I do understand why this game gets flak from many, I honestly do. It's one of those games that sadly are a victim of "compare it and hate it" department. For me personally, I love it and treat it as a game on its own! If people hate it, that's fine; different strokes for different folks, to each their own. It's no Streets of Rage 2, but it's 100% better and more fun than Final Fight 2 will ever be in my book (which got the same score here, and I respectfully disagree with this game's 5 that it got but understand why you would've come to that conclusion). The last title in the trilogy Rushing Beat Shura (ironically named The Peace Keepers in the West) is good, in my opinion, but nowhere near as good as this one.




^ Yo Starboy! WHAT UP MAN!
I signed up on NintendoLife just to comment on your comment. THANK YOU for stating it so well. I agree 100% with your take on why you like Brawl Brothers. I like it so, and exactly for the reasons you stated. I can see why it gets flak from others, but it's definitely better than Final Fight 2 IMHO. Well stated, my e-friend



WhiteTrashGuy said:

I miss those days. I could see me and some chaps renting it over a weekend. Now everything is on-line multiplayer and by-mail rentals. Kids today are missing out.



SheldonRandoms said:

The Miiverse community keeps complaining that this game is a Super Smash Bros. rip-off.

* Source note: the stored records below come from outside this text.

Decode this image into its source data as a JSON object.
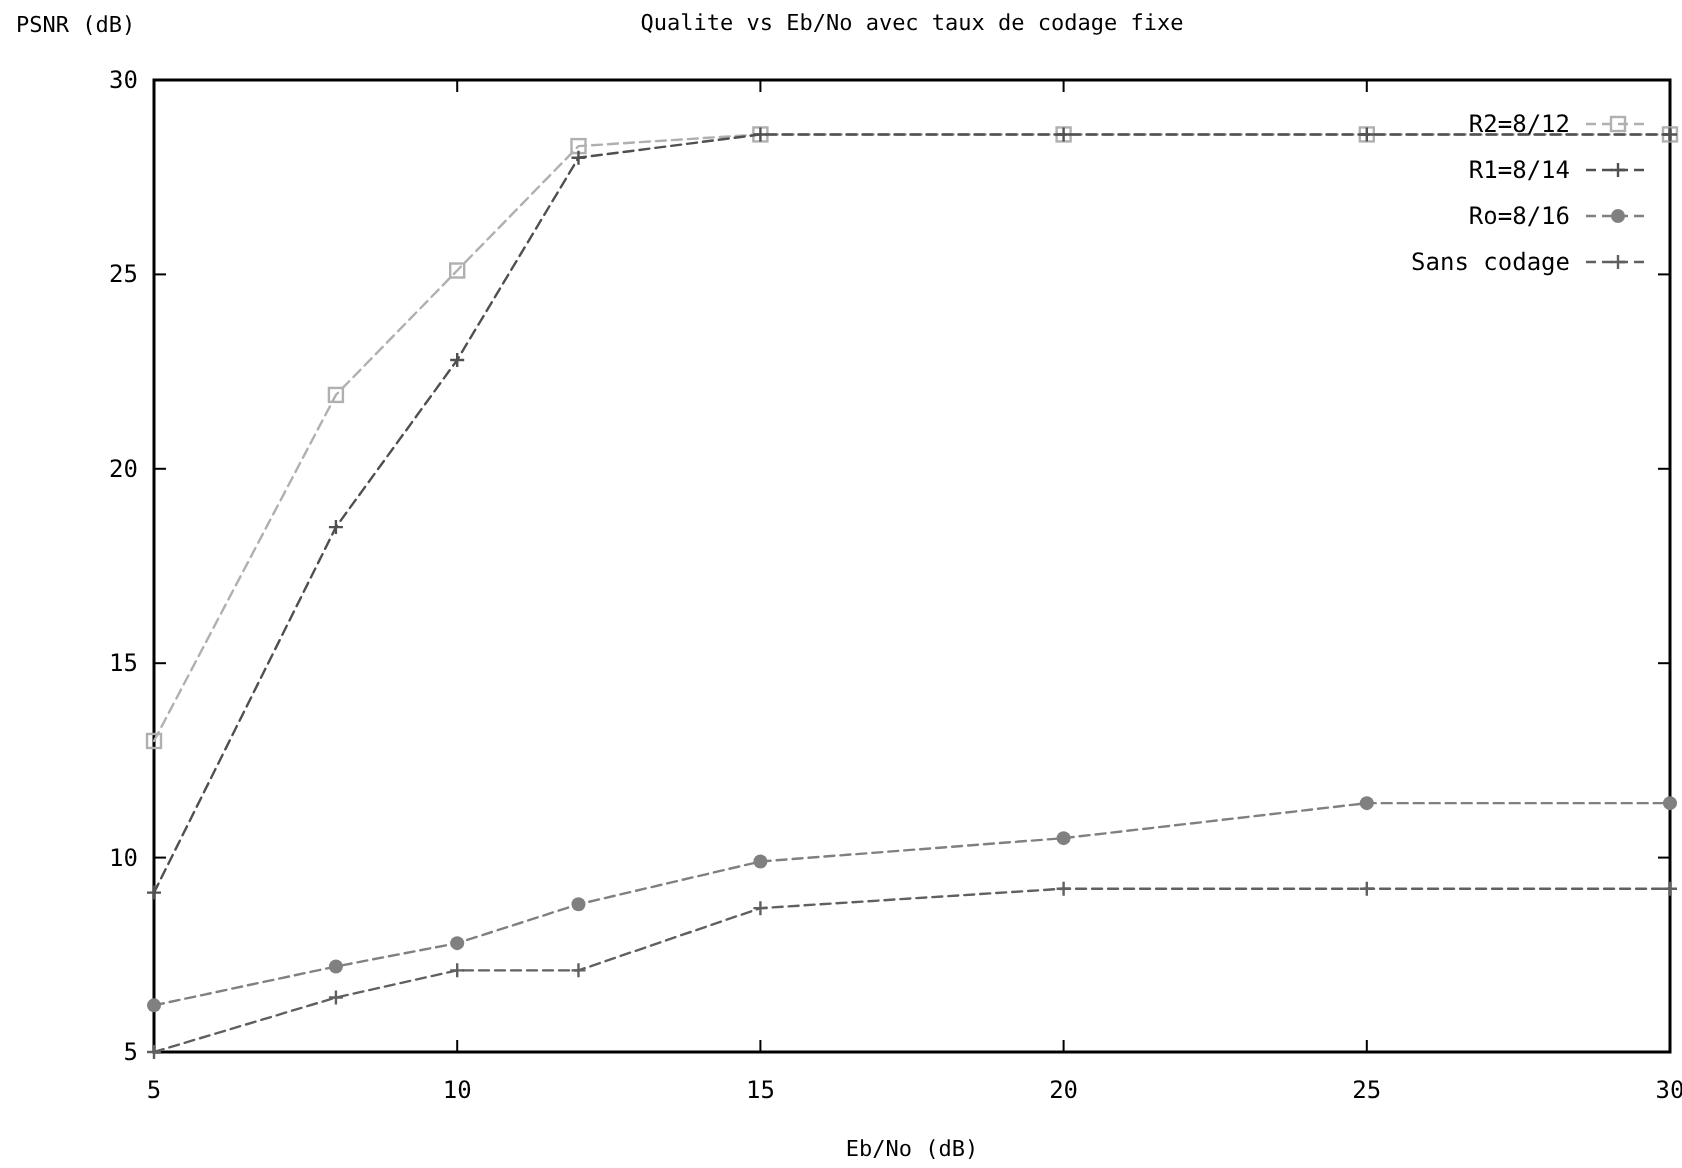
{
  "chart_data": {
    "type": "line",
    "title": "Qualite vs Eb/No avec taux de codage fixe",
    "xlabel": "Eb/No (dB)",
    "ylabel": "PSNR (dB)",
    "x": [
      5,
      8,
      10,
      12,
      15,
      20,
      25,
      30
    ],
    "series": [
      {
        "name": "R2=8/12",
        "color": "#b0b0b0",
        "marker": "square",
        "values": [
          13.0,
          21.9,
          25.1,
          28.3,
          28.6,
          28.6,
          28.6,
          28.6
        ]
      },
      {
        "name": "R1=8/14",
        "color": "#505050",
        "marker": "cross",
        "values": [
          9.1,
          18.5,
          22.8,
          28.0,
          28.6,
          28.6,
          28.6,
          28.6
        ]
      },
      {
        "name": "Ro=8/16",
        "color": "#808080",
        "marker": "circle",
        "values": [
          6.2,
          7.2,
          7.8,
          8.8,
          9.9,
          10.5,
          11.4,
          11.4
        ]
      },
      {
        "name": "Sans codage",
        "color": "#606060",
        "marker": "cross",
        "values": [
          5.0,
          6.4,
          7.1,
          7.1,
          8.7,
          9.2,
          9.2,
          9.2
        ]
      }
    ],
    "xlim": [
      5,
      30
    ],
    "xticks": [
      5,
      10,
      15,
      20,
      25,
      30
    ],
    "ylim": [
      5,
      30
    ],
    "yticks": [
      5,
      10,
      15,
      20,
      25,
      30
    ],
    "grid": false,
    "legend": "top right",
    "line_style": "dashed"
  }
}
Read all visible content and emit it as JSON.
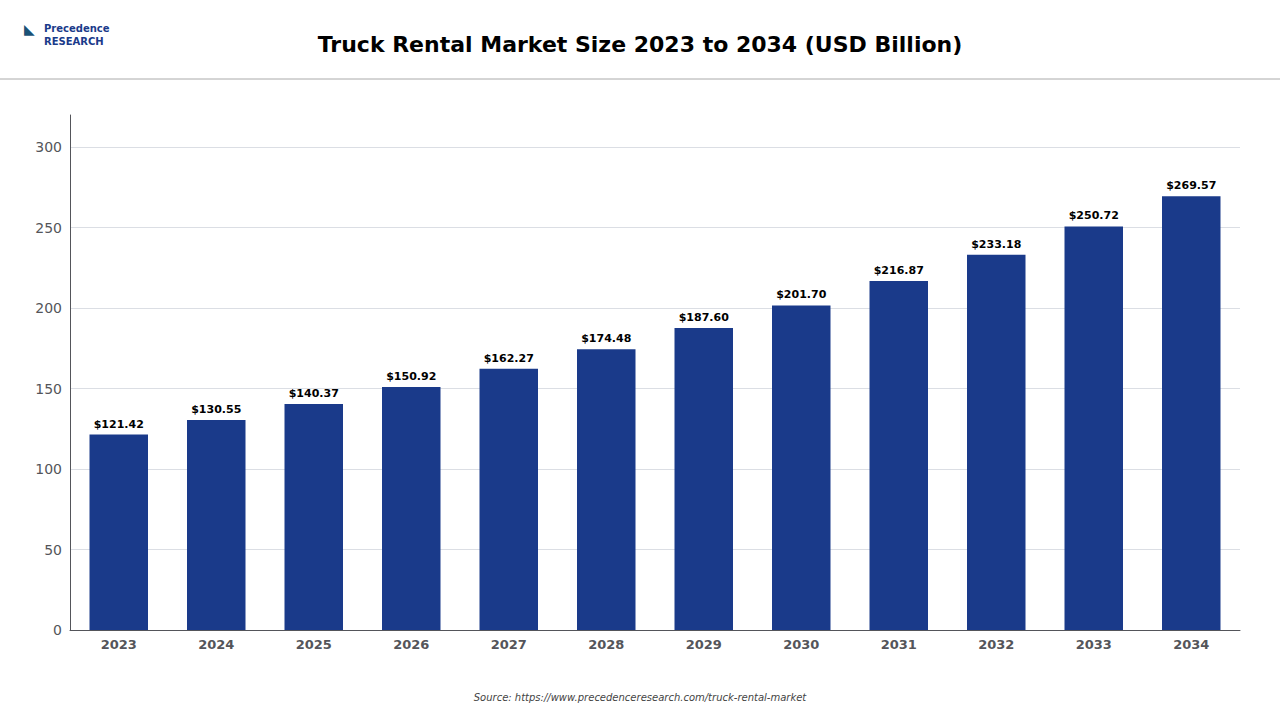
{
  "chart_data": {
    "type": "bar",
    "title": "Truck Rental Market Size 2023 to 2034 (USD Billion)",
    "categories": [
      "2023",
      "2024",
      "2025",
      "2026",
      "2027",
      "2028",
      "2029",
      "2030",
      "2031",
      "2032",
      "2033",
      "2034"
    ],
    "values": [
      121.42,
      130.55,
      140.37,
      150.92,
      162.27,
      174.48,
      187.6,
      201.7,
      216.87,
      233.18,
      250.72,
      269.57
    ],
    "value_labels": [
      "$121.42",
      "$130.55",
      "$140.37",
      "$150.92",
      "$162.27",
      "$174.48",
      "$187.60",
      "$201.70",
      "$216.87",
      "$233.18",
      "$250.72",
      "$269.57"
    ],
    "data_labels": true,
    "color": "#1a3a8a",
    "ylim": [
      0,
      320
    ],
    "yticks": [
      0,
      50,
      100,
      150,
      200,
      250,
      300
    ],
    "grid": true,
    "annotations": [
      "Source: https://www.precedenceresearch.com/truck-rental-market",
      "Precedence\nRESEARCH",
      "◣"
    ]
  }
}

.......No, really, they do, I mean really.



retro_player_22 said:

I still have this game and to me it's a really fun beat em up, I'm glad to own the entire Rushing Beat trilogy (Rival Turf, Brawl Brothers, The Peace Keepers), even though the series isn't as popular as TMNT 4, Battletoads, Super Double Dragon and the Final Fight games they are still awesome games exclusive to Super NES.



Tasuki said:

When I always played this game I would play the Japanese version using the in game code.



meppi said:

While it might not be on the same level as Final Fight and Streets of Rage or even Double Dragon, I do have a big soft spot for Rival Turf.
But for whatever reason never got the sequels. Nice surprise to see this one on the eshop. Will pick this up very soon.



Ryno said:

I just picked up a rare cmplete copy for my SNES and I like it!